There are also moments where cracks in the armor show, instances of real self-doubt and introspection that complicate his once one-dimensional persona. One such moment is the song “Tell Your Friends.” On the surface, this is a triumphant anthem of self-assurance: built on a warm, swaggering soul sample (courtesy of producer Ye), “Tell Your Friends” has a head-nodding groove and an almost celebratory vibe. Tesfaye uses the track to “commemorate” his success, essentially telling listeners (and haters) to go spread the word of his decadent lifestyle. With a palpable smirk, he boasts in the opening lines, “I’m that nigga with the hair, singin’ ’bout poppin’ pills, fuckin’ bitches, livin’ life so trill.” It’s a defiantly hedonistic mission statement, the Weeknd doubling down on his reputation and making no apologies for it. Yet if this is bragging, it’s bragging with a purpose. Between the catchy hook (“Go tell your friends about it”) and the verses, Tesfaye slips in autobiographical fragments that hint at the emptiness behind the excess. He recalls being “broken and homeless” in his teenage years, wandering the streets before all the fame. He even shares a morbid anecdote about a family tragedy: “My cousin said I made it big and it’s unusual/She tried to take a selfie at my grandma’s funeral,” he notes dryly, exposing how surreal and isolating his celebrity has become.
The most haunting self-examination arrives in “Prisoner,” Tesfaye’s much-anticipated duet with Lana Del Rey. Lana, pop’s queen of glamorous melancholy, proves an inspired foil for the Weeknd. Their collaboration plays out like a dark mirror duet, two characters recognizing their addictions and emptiness in each other. Over a slow, ethereal beat that sounds like it’s drifting through a smoky L.A. night, the pair trade verses about being unable to escape their vices. “I’m a prisoner to my addiction, I’m addicted to a life that’s so empty and cold,” they confess together in the chorus. In that moment, Tesfaye finally articulates the hollowness that has underlain all of his partying and promiscuity. The admission is stark: he’s not just a casual sinner having fun; he’s trapped in this lifestyle, and he knows it’s killing him. The presence of Lana Del Rey, whose own artistic persona is that of a doomed starlet forever drawn to darkness, elevates the song to a kind of theatrical soul-searching. It’s as if the Weeknd has met his match, a female counterpart who embodies the same glamorous despair he does. Their voices entwine beautifully, Lana’s breathy drawl and Abel’s aching tenor, underscoring the forlorn romance of two addicts in love with their downfall. The duet format also forces Tesfaye into a dialogue, rather than the monologues he usually delivers.

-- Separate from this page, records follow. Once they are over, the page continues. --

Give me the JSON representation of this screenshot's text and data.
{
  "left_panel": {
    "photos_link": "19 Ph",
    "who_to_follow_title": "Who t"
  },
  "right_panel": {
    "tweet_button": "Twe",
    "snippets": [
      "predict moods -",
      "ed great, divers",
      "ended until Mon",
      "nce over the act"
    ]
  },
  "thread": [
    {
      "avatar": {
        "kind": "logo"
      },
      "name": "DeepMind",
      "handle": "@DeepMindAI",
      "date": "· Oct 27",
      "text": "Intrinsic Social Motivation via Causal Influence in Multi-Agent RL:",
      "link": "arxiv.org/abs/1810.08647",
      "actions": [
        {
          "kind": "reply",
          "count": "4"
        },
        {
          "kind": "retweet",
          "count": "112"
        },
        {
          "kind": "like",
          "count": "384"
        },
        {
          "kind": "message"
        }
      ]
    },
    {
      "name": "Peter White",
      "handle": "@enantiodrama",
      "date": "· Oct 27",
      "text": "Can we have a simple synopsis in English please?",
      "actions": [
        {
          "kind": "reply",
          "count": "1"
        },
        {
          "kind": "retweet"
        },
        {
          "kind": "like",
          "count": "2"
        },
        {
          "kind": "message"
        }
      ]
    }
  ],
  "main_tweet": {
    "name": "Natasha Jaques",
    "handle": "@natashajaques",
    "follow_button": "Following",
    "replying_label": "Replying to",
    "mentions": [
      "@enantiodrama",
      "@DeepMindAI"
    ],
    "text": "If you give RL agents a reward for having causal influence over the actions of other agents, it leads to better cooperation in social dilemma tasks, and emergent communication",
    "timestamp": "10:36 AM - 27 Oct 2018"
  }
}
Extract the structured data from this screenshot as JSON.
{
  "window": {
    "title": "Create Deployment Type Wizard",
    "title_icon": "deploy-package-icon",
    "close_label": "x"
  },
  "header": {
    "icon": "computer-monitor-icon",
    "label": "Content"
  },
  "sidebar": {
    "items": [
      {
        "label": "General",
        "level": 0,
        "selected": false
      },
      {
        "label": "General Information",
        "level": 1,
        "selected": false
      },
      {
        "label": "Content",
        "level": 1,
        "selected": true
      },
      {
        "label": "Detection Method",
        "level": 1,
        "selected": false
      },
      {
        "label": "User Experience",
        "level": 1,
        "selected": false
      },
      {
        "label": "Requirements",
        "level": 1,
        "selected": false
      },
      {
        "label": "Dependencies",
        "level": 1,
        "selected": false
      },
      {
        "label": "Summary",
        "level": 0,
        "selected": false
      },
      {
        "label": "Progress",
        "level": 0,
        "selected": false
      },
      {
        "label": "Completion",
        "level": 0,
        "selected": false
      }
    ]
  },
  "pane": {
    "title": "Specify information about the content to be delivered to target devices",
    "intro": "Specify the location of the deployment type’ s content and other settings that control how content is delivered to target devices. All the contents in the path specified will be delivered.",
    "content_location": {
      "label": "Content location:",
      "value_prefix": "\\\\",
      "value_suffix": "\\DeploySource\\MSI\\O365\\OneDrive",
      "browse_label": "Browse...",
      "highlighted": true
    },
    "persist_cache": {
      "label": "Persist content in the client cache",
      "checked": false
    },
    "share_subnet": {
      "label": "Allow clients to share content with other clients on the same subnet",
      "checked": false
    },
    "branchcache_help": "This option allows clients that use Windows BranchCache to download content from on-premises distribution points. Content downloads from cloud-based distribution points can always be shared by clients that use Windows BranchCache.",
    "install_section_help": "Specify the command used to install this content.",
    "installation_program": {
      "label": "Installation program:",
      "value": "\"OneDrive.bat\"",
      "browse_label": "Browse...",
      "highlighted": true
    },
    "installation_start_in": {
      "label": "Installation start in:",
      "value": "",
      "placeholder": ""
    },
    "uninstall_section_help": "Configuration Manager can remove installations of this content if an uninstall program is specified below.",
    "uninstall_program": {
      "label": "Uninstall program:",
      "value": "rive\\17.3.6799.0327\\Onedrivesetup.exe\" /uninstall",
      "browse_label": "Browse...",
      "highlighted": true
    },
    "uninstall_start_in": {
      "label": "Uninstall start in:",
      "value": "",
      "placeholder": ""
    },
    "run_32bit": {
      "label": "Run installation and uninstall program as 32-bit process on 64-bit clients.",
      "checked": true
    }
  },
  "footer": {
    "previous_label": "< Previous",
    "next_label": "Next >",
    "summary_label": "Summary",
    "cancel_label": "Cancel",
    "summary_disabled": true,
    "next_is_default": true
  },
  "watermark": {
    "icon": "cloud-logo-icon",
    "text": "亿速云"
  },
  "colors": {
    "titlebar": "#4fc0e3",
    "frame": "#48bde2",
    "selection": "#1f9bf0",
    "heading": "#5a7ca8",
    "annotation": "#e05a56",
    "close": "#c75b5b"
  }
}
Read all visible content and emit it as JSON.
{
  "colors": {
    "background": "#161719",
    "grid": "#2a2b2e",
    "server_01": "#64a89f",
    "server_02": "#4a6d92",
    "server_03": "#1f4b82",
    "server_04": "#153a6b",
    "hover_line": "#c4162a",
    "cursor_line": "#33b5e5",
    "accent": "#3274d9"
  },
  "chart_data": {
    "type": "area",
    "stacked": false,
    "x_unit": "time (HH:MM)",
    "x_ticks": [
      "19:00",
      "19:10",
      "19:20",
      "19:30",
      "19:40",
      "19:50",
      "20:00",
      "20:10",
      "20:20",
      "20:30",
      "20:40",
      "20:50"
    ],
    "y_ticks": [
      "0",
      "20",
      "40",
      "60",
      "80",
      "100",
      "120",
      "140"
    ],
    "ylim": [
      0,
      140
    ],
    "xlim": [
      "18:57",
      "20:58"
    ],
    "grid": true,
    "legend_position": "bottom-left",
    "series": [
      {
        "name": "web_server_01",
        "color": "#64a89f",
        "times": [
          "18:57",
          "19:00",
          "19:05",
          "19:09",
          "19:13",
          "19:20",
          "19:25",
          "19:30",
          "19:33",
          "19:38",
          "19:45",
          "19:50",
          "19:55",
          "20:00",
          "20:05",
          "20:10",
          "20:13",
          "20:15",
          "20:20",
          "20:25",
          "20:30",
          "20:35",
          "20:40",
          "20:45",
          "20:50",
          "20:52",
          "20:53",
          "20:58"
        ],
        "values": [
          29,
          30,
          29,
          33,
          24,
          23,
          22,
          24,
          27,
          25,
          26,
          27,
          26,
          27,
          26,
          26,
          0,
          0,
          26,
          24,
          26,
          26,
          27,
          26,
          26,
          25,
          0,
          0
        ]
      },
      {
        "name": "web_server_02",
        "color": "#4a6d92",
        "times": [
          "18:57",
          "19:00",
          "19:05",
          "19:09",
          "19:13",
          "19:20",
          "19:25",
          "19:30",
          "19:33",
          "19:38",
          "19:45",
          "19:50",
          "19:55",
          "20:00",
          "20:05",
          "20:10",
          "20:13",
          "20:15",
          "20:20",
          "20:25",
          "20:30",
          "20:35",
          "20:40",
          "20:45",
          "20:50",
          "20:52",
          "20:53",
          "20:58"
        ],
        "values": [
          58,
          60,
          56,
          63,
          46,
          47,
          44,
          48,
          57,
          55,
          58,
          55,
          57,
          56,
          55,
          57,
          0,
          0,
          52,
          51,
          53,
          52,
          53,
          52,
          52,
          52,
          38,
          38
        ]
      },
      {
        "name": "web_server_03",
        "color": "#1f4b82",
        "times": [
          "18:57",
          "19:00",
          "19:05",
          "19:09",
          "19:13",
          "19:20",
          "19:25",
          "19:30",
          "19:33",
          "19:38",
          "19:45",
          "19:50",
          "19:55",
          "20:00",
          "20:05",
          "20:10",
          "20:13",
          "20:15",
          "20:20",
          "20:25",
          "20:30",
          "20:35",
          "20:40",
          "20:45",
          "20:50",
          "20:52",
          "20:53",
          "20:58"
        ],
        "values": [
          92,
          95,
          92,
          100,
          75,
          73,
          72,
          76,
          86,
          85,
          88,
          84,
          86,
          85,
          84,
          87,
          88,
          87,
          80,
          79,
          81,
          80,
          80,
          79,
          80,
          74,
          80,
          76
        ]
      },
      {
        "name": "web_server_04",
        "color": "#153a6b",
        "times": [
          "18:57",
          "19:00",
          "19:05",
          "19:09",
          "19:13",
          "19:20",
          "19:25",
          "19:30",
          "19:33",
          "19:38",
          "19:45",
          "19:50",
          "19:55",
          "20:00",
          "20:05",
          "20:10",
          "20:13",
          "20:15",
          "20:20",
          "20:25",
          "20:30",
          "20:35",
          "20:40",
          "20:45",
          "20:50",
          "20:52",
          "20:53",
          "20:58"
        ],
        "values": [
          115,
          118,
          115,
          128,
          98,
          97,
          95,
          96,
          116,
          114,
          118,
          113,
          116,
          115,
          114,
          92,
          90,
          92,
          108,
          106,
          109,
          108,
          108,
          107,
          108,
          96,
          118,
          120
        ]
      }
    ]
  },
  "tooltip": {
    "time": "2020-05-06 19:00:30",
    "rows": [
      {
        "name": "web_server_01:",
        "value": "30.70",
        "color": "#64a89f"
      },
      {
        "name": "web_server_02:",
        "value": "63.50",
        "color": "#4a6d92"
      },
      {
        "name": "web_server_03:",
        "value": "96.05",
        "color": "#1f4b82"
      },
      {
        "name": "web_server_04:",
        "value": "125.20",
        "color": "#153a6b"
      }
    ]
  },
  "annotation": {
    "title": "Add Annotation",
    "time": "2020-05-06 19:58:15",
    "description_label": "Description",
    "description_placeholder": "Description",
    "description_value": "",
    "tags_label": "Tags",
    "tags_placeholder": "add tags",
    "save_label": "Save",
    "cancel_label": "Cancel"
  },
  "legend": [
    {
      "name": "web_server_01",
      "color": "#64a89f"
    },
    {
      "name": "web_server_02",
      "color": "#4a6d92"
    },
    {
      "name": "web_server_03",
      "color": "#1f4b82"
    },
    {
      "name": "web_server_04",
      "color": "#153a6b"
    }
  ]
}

After such lows and fleeting highs, BBTM closes with “Angel,” a grand, cinematic ballad that serves as an epilogue for the album’s emotional journey. Over hymn-like piano and a children’s choir swell, Tesfaye dramatically wishes an ex-lover well, repeating “I hope you find somebody to love” as if he knows he himself will never be that somebody. It’s a surprisingly sentimental send-off from an artist who spent much of the record insisting he wasn’t capable of love. The gospel undertones and the presence of a literal angelic choir make “Angel” sound almost like a plea for salvation. However, true to form, the Weeknd frames it in a self-lacerating way: he positions himself as beyond saving. He lets this “perfect woman” go, perhaps because he knows he would ruin her, or because he deems himself unworthy. It’s an ambiguous ending that leaves the listener with a mix of relief and sadness. Tesfaye’s bad-boy persona remains fundamentally intact; he hasn’t transformed into a hero, but we’ve seen flickers of conscience and longing that weren’t there before. The madness still swirls, but the beauty (be it in the form of genuine emotion or just gorgeous production) has shown through the cracks.
The album’s juxtaposition of excess and emptiness, fame and authenticity is even more relevant now. Tesfaye’s influence on the sound of pop and R&B only grew in the years after 2015, as did his fame. The template he perfected here—brooding, narcotized R&B with pop polish and a bad-man persona crooning about sin—became a blueprint for countless artists straddling the line between urban music and mainstream charts. “The Hills” and “Can’t Feel My Face” remain modern pop classics, their hooks as addictive as ever. And the emotional conflicts Tesfaye explored on BBTM, the tension between persona and person, between hedonistic thrills and the ache for something real, continue to captivate because they feel authentic to the public image he’s built. There’s a reason listeners were drawn to the Weeknd: he offered a peek behind the curtain of celebrity excess, revealing the rot and loneliness underneath the glamour. On this album, he packaged that dark truth in alluring sounds, effectively pulling us into the contradiction. That spell still works. When Abel sings of not being able to feel his face from the high, or of being the life of the party who’s dead inside, it resonates as the anthem of a decadent era with a hangover.
Yet, there is also an argument to be made that the thrill of the Weeknd’s dark persona has diminished somewhat with time. Part of the initial excitement of Beauty Behind the Madness was the sheer audacity of its perspective. He was an R&B singer with the voice of an angel, unabashedly portraying himself as a devil, a “monster” of R&B who subverted the genre’s smooth-talking lover archetype by exposing the emptiness and misogyny often lurking beneath. It was a novelty to hear such depravity sung so beautifully. Four years on, however, Tesfaye’s nightlife-vampire shtick is no longer shocking; it’s his established brand. As years go by, we have heard him revisit these themes on subsequent projects, and the rest of the pop world has also caught up to the moody, late-night vibe he helped popularize. Tesfaye himself seemed to recognize this, as his later albums would explore new sounds and slightly more vulnerability. In hindsight, Beauty Behind the Madness stands as a transitional record, the moment the Weeknd brought his darkness into the mainstream light. On the one hand, that commitment gives the record a compelling unity of character; on the other, it means some songs feel emotionally monochromatic once the initial intrigue wears off.
The album is a document of an artist peering over the edge of mega-fame, trying to reconcile the “madness” of his well-cultivated debauchery with the “beauty” of broader musical ambitions, and, maybe, the beauty of fleeting honest emotion. That push-and-pull is what makes re-listening a rich experience. You can still lose yourself in the glossy throwback thump of “Can’t Feel My Face” or the gothic chill of “The Hills,” and you can still discover new shades of meaning in Tesfaye’s lyrics – be it a particularly passive-aggressive turn of phrase in “As You Are” that you hadn’t noticed, or the way his voice cracks just slightly on “Angel,” betraying real hurt behind the bravado. Suppose the thrill of the Weeknd’s darkness has dulled somewhat through repetition. The beauty and the madness are intertwined, and that entanglement continues to captivate—a little less shocking now, perhaps, but no less intriguing in its complexity. In sparing no detail of his nocturnal escapades while daring to wonder what it’s all worth. And that uneasy thrill, however tempered by time, hasn’t entirely faded yet.